Mayor Pro Tem Cheryl Brown-Kovacic said the auditors indicated that a couple of accounts had been hidden and not tracked and asked if all of those accounts had been located and reconciled.

“So far so good,” Dennis responded, noting that the accountants “had to make a couple of journal entries to get things back in line” and that it will take awhile “to get all the reconciliations together.”

Brown-Kovacic also asked about the implications for the city’s current federal and state loans, which require annual audits to be submitted.

Nelson responded that he has been in contact with the U.S. Department of Agriculture as well as the Colorado Water Resources and Power Development Authority, which “provided approximately a half million dollars in funding related to some water projects.”

As long as the city is working on the audit, “we’re not in jeopardy of that falling into any sort of default,” Nelson said. “I have just been in contact today with the USDA with regard to the wastewater (treatment plant) loans. … It’s my understanding that they were not provided with the 2016 audit or with the 2017 one.”

Nelson said he would follow up to make certain that the U.S. Department of Agriculture gets all the documentation needed to ensure that the city is compliant with the conditions of its USDA loans.

Given the city’s tardiness in completing its audit, Brown-Kovacic wanted to know how that will affect the city “in terms of applying for future grants and low-interest loans.”

Based on his precious experience, Nelson said, a current audit is typically not required to apply.

“Obviously, when you do apply for a low-interest loan or any other kind of funding, those financial investors will want to see what your books look like,” Nelson said. “So they will come in, they will review an audit, they will review budgets. …

“So it’s mission critical for us to get those done should you look to outside funding sources at any point in the future for any type of project.”

Brown-Kovacic then asked how the delay will affect the annual budget process.

“That does have a pretty profound impact,” Nelson said, especially in terms of having a year-end balance for 2018 and beginning balance for 2019, given the requirement that the city adopt a budget prior to the end of the year.

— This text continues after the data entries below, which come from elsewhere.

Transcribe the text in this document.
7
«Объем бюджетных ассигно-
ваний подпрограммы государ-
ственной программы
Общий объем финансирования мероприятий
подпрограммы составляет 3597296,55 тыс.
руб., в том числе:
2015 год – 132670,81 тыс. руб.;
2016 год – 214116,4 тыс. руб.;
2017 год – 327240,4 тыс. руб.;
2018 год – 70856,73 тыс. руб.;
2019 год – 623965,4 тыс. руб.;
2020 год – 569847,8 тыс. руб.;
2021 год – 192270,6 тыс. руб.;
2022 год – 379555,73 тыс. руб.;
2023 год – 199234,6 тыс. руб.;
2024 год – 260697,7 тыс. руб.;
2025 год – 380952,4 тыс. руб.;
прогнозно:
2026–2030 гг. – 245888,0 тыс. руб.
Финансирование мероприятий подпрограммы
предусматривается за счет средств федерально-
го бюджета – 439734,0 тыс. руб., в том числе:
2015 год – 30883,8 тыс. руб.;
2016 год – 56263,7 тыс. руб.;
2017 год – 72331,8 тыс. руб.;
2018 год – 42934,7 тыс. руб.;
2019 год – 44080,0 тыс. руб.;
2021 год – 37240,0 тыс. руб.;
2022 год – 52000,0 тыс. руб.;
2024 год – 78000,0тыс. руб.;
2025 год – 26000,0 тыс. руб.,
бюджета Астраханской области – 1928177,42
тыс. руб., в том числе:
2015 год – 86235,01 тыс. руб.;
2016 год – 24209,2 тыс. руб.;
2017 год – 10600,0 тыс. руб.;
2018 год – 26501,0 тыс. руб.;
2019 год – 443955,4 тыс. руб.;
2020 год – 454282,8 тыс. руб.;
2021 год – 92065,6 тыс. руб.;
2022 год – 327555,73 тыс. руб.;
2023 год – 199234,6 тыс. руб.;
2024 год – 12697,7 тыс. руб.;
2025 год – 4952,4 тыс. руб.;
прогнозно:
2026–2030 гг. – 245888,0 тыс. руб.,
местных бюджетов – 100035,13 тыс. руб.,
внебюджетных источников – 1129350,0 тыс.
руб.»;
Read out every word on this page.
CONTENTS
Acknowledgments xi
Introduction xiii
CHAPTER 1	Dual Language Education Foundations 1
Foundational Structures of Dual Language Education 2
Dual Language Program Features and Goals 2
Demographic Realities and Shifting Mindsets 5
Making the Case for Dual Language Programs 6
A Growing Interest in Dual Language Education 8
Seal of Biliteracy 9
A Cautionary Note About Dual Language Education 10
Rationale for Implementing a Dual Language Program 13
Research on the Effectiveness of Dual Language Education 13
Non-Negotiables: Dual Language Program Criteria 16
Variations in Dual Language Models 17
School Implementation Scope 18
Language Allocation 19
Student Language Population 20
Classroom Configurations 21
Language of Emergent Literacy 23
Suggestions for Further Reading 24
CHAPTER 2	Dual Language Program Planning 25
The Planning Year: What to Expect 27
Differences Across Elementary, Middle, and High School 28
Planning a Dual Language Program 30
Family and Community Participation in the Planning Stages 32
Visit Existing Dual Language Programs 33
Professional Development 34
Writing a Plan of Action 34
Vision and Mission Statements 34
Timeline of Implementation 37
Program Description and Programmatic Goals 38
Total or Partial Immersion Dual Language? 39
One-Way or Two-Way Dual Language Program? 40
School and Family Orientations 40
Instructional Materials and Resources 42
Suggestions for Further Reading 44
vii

Nelson said he is working with city staff to develop strategies, including a possible plan to approve a budget similar to the 2018 budget and then adjust that budget moving forward to reflect council priorities.

Nelson added that one of the challenges facing city staff is that, toward the end of the process for developing the 2018 budget, some of the line items were cut or adjusted without the knowledge of the department heads.

“So now all of a sudden we’re bumping up against budget numbers … where they’re finding that they’ve gone over budget without really understanding why they’ve gone over budget” for things like fuel.

Dennis said a primary goal is to be back on track to complete the 2018 audit on time and thanked Nelson and the city accounting staff, saying they have all been “extremely helpful in answering questions and providing anything I needed.”